I came across the term “wholehearted living” from reading
Brene Brown’s “The Gift of Imperfection.” Those two words spoke volumes, not in
actual words, but in how the term reverberated through my soul. A fire was lit.
This was it! This is what I’ve been working towards all along, and I grabbed
onto that concept as if it was lifeline.
What first popped up in my mind were words about being a
better person, such as: honesty, integrity, kindness, honor, gentle but strong;
those qualities that define a good, kind person. Words I feel are important for
living a good life. Ideals I want and believe I am. But it’s so much more …
And once I became aware, it began slowly working within me
all the time. I’d catch myself in times of stress asking myself how I can live
more wholeheartedly. I’d catch myself going down the rabbit holes of frustration
and despair, but then those words would ring in my brain and I’d pull myself
out. Live wholeheartedly!
I find I’m laughing at myself over certain situations. I’ve
never done that before! Things that would upset me for days I am now seeing
them in a different light. I’m able to re-look at how I’m reacting, reminding
myself to live wholeheartedly and going over the few key words as to what living
wholeheartedly means for me.
As time goes on, the life lessons and self-work continue to
evolve. Life isn’t reading a chapter, taking a test and being done with it.
Life constantly deals out lessons and challenges. It’s a continuing education.
So, what does it mean to me to live a wholehearted life?

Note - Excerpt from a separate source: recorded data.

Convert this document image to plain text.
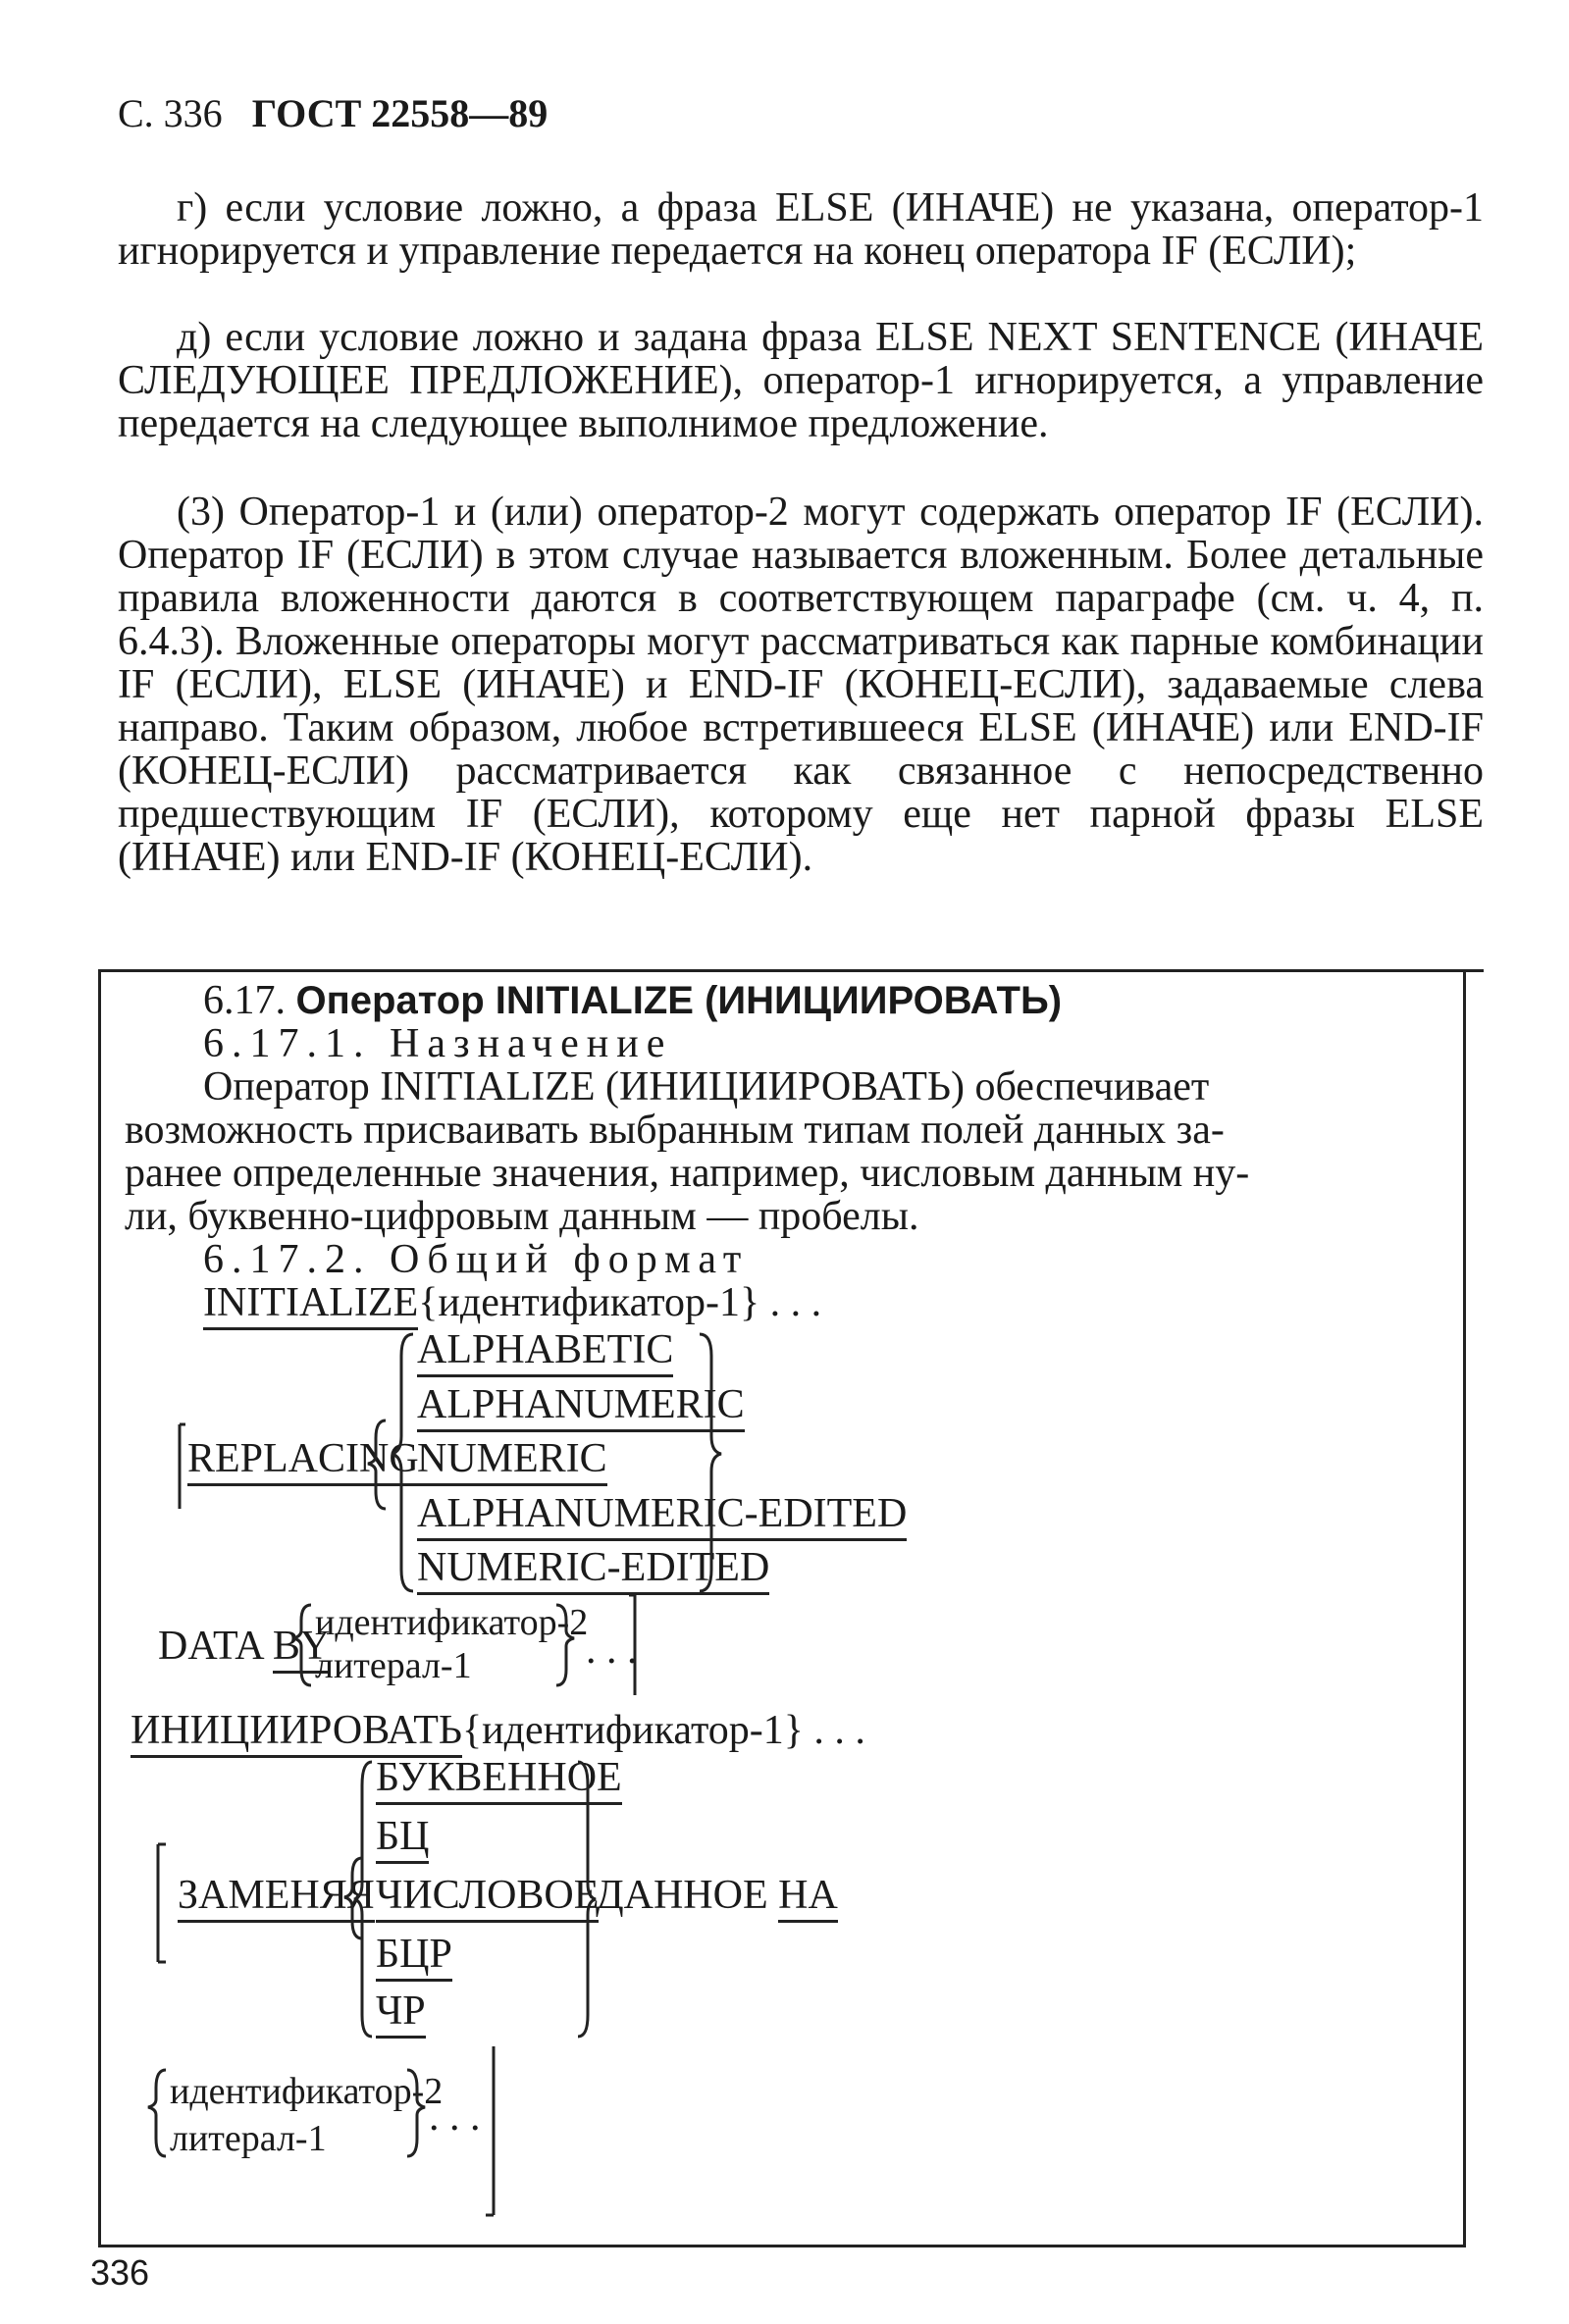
С. 336 ГОСТ 22558—89

г) если условие ложно, а фраза ELSE (ИНАЧЕ) не указана, оператор-1 игнорируется и управление передается на конец оператора IF (ЕСЛИ);

д) если условие ложно и задана фраза ELSE NEXT SENTENCE (ИНАЧЕ СЛЕДУЮЩЕЕ ПРЕДЛОЖЕНИЕ), оператор-1 игнорируется, а управление передается на следующее выполнимое предложение.

(3) Оператор-1 и (или) оператор-2 могут содержать оператор IF (ЕСЛИ). Оператор IF (ЕСЛИ) в этом случае называется вложенным. Более детальные правила вложенности даются в соответствующем параграфе (см. ч. 4, п. 6.4.3). Вложенные операторы могут рассматриваться как парные комбинации IF (ЕСЛИ), ELSE (ИНАЧЕ) и END-IF (КОНЕЦ-ЕСЛИ), задаваемые слева направо. Таким образом, любое встретившееся ELSE (ИНАЧЕ) или END-IF (КОНЕЦ-ЕСЛИ) рассматривается как связанное с непосредственно предшествующим IF (ЕСЛИ), которому еще нет парной фразы ELSE (ИНАЧЕ) или END-IF (КОНЕЦ-ЕСЛИ).

6.17. Оператор INITIALIZE (ИНИЦИИРОВАТЬ)
6.17.1. Назначение
Оператор INITIALIZE (ИНИЦИИРОВАТЬ) обеспечивает
возможность присваивать выбранным типам полей данных за-
ранее определенные значения, например, числовым данным ну-
ли, буквенно-цифровым данным — пробелы.
6.17.2. Общий формат
INITIALIZE{идентификатор-1} . . .
REPLACING
ALPHABETIC
ALPHANUMERIC
NUMERIC
ALPHANUMERIC-EDITED
NUMERIC-EDITED
DATA BY
идентификатор-2
литерал-1	. . .
ИНИЦИИРОВАТЬ{идентификатор-1} . . .
ЗАМЕНЯЯ
БУКВЕННОЕ
БЦ
ЧИСЛОВОЕ
БЦР
ЧР
ДАННОЕ НА
идентификатор-2
литерал-1 . . .
336
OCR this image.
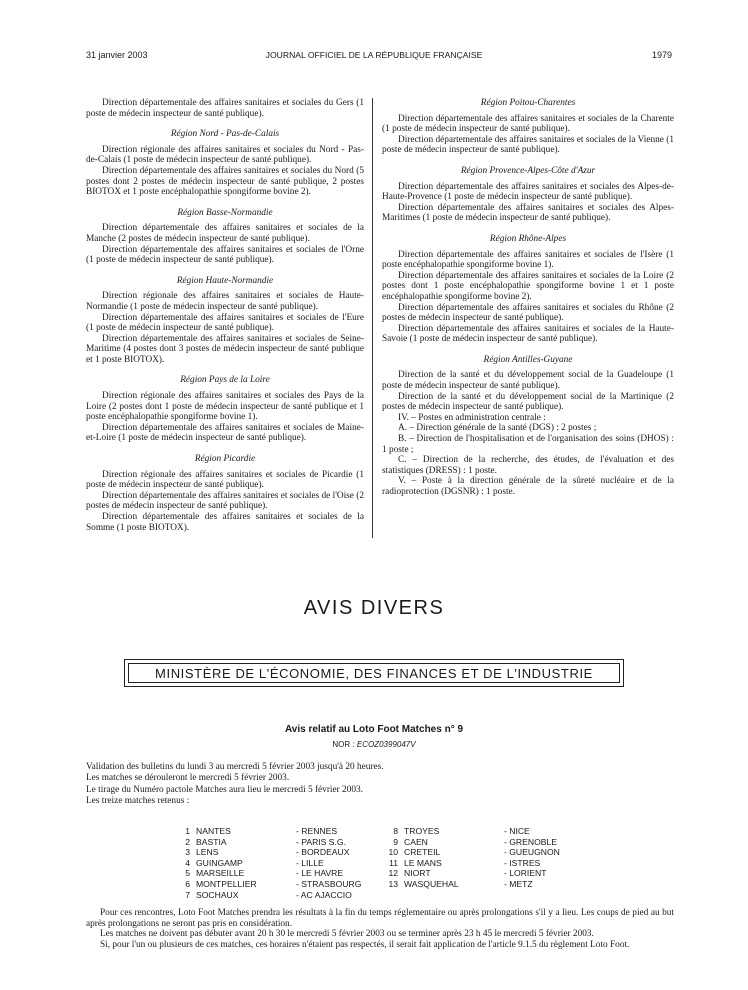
31 janvier 2003	JOURNAL OFFICIEL DE LA RÉPUBLIQUE FRANÇAISE	1979

Direction départementale des affaires sanitaires et sociales du Gers (1 poste de médecin inspecteur de santé publique).

Région Nord - Pas-de-Calais

Direction régionale des affaires sanitaires et sociales du Nord - Pas-de-Calais (1 poste de médecin inspecteur de santé publique).

Direction départementale des affaires sanitaires et sociales du Nord (5 postes dont 2 postes de médecin inspecteur de santé publique, 2 postes BIOTOX et 1 poste encéphalopathie spongiforme bovine 2).

Région Basse-Normandie

Direction départementale des affaires sanitaires et sociales de la Manche (2 postes de médecin inspecteur de santé publique).

Direction départementale des affaires sanitaires et sociales de l'Orne (1 poste de médecin inspecteur de santé publique).

Région Haute-Normandie

Direction régionale des affaires sanitaires et sociales de Haute-Normandie (1 poste de médecin inspecteur de santé publique).

Direction départementale des affaires sanitaires et sociales de l'Eure (1 poste de médecin inspecteur de santé publique).

Direction départementale des affaires sanitaires et sociales de Seine-Maritime (4 postes dont 3 postes de médecin inspecteur de santé publique et 1 poste BIOTOX).

Région Pays de la Loire

Direction régionale des affaires sanitaires et sociales des Pays de la Loire (2 postes dont 1 poste de médecin inspecteur de santé publique et 1 poste encéphalopathie spongiforme bovine 1).

Direction départementale des affaires sanitaires et sociales de Maine-et-Loire (1 poste de médecin inspecteur de santé publique).

Région Picardie

Direction régionale des affaires sanitaires et sociales de Picardie (1 poste de médecin inspecteur de santé publique).

Direction départementale des affaires sanitaires et sociales de l'Oise (2 postes de médecin inspecteur de santé publique).

Direction départementale des affaires sanitaires et sociales de la Somme (1 poste BIOTOX).

Région Poitou-Charentes

Direction départementale des affaires sanitaires et sociales de la Charente (1 poste de médecin inspecteur de santé publique).

Direction départementale des affaires sanitaires et sociales de la Vienne (1 poste de médecin inspecteur de santé publique).

Région Provence-Alpes-Côte d'Azur

Direction départementale des affaires sanitaires et sociales des Alpes-de-Haute-Provence (1 poste de médecin inspecteur de santé publique).

Direction départementale des affaires sanitaires et sociales des Alpes-Maritimes (1 poste de médecin inspecteur de santé publique).

Région Rhône-Alpes

Direction départementale des affaires sanitaires et sociales de l'Isère (1 poste encéphalopathie spongiforme bovine 1).

Direction départementale des affaires sanitaires et sociales de la Loire (2 postes dont 1 poste encéphalopathie spongiforme bovine 1 et 1 poste encéphalopathie spongiforme bovine 2).

Direction départementale des affaires sanitaires et sociales du Rhône (2 postes de médecin inspecteur de santé publique).

Direction départementale des affaires sanitaires et sociales de la Haute-Savoie (1 poste de médecin inspecteur de santé publique).

Région Antilles-Guyane

Direction de la santé et du développement social de la Guadeloupe (1 poste de médecin inspecteur de santé publique).

Direction de la santé et du développement social de la Martinique (2 postes de médecin inspecteur de santé publique).

IV. – Postes en administration centrale :

A. – Direction générale de la santé (DGS) : 2 postes ;

B. – Direction de l'hospitalisation et de l'organisation des soins (DHOS) : 1 poste ;

C. – Direction de la recherche, des études, de l'évaluation et des statistiques (DRESS) : 1 poste.

V. – Poste à la direction générale de la sûreté nucléaire et de la radioprotection (DGSNR) : 1 poste.

AVIS DIVERS
MINISTÈRE DE L'ÉCONOMIE, DES FINANCES ET DE L'INDUSTRIE
Avis relatif au Loto Foot Matches n° 9
NOR : ECOZ0399047V

Validation des bulletins du lundi 3 au mercredi 5 février 2003 jusqu'à 20 heures.

Les matches se dérouleront le mercredi 5 février 2003.

Le tirage du Numéro pactole Matches aura lieu le mercredi 5 février 2003.

Les treize matches retenus :

1 NANTES	- RENNES
2 BASTIA	- PARIS S.G.
3 LENS	- BORDEAUX
4 GUINGAMP	- LILLE
5 MARSEILLE	- LE HAVRE
6 MONTPELLIER	- STRASBOURG
7 SOCHAUX	- AC AJACCIO
8 TROYES	- NICE
9 CAEN	- GRENOBLE
10 CRETEIL	- GUEUGNON
11 LE MANS	- ISTRES
12 NIORT	- LORIENT
13 WASQUEHAL	- METZ

Pour ces rencontres, Loto Foot Matches prendra les résultats à la fin du temps réglementaire ou après prolongations s'il y a lieu. Les coups de pied au but après prolongations ne seront pas pris en considération.

Les matches ne doivent pas débuter avant 20 h 30 le mercredi 5 février 2003 ou se terminer après 23 h 45 le mercredi 5 février 2003.

Si, pour l'un ou plusieurs de ces matches, ces horaires n'étaient pas respectés, il serait fait application de l'article 9.1.5 du règlement Loto Foot.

Wholehearted living does not have a how-to formula. It’s not
something with specific steps, not a one-size-fits-all; our lives are not
cookie cutters. It’s not about copying Brown’s work into my lifestyle because
we live totally different lives. It’s about taking her basic concept and
reforming it to my life – mentally and spiritually. Yes, some things ring true,
but other aspects I need to change around and put my words to it.
I’m developing my own definitions to fit me at this stage of
my life. It’s not about setting my beliefs as gospel for anyone else. It’s
taking the concepts resonating in me and turning them into assets for my life.
I am choosing how I want to live my life and I’m “daring
greatly” (another term Brown uses) to talk about it. I’m sharing my experience in
how I’m finding my way in this world. I write about coping with life issues;
not as a sob-woe-is-me story, but to share how I deal with the challenges and
how I’m always striving to be a better person … not to prove something to
others, but to live the most wholehearted life I can.
I think about what living wholeheartedly means, and beyond
those first words I mentioned above are peacefulness, calmness, patience,
resilience, doing the best I can, goodness and determination. There are also
the clichés of going with the flow and finding balance. But I also consider: Taking
the time to ask for Divine help/guidance; being true to self; allowing for
imperfection; looking for joy and beauty every day; loving when I can and
forgiving when I can, setting boundaries.
Creating boundaries is a bit of a toughie, but necessary for
someone empathetic. Setting boundaries for me means cutting myself of from
negativity/anger; not falling into media hype traps and avoiding
people/corporations trying to sell me the next best thing.
Setting boundaries doesn’t mean cutting myself off from the
world – although I am consciously doing so in many cases. It doesn’t mean I
don’t have compassion. It’s about choosing what I can comfortably allow into my
life. It’s about changing what I’m thinking about the minute I start falling
into despair by some negative comment or event.
It’s still a work in progress. I’m sure other aspects will
surface, and I’ll make adjustments.
What does/would it mean to you to live wholeheartedly?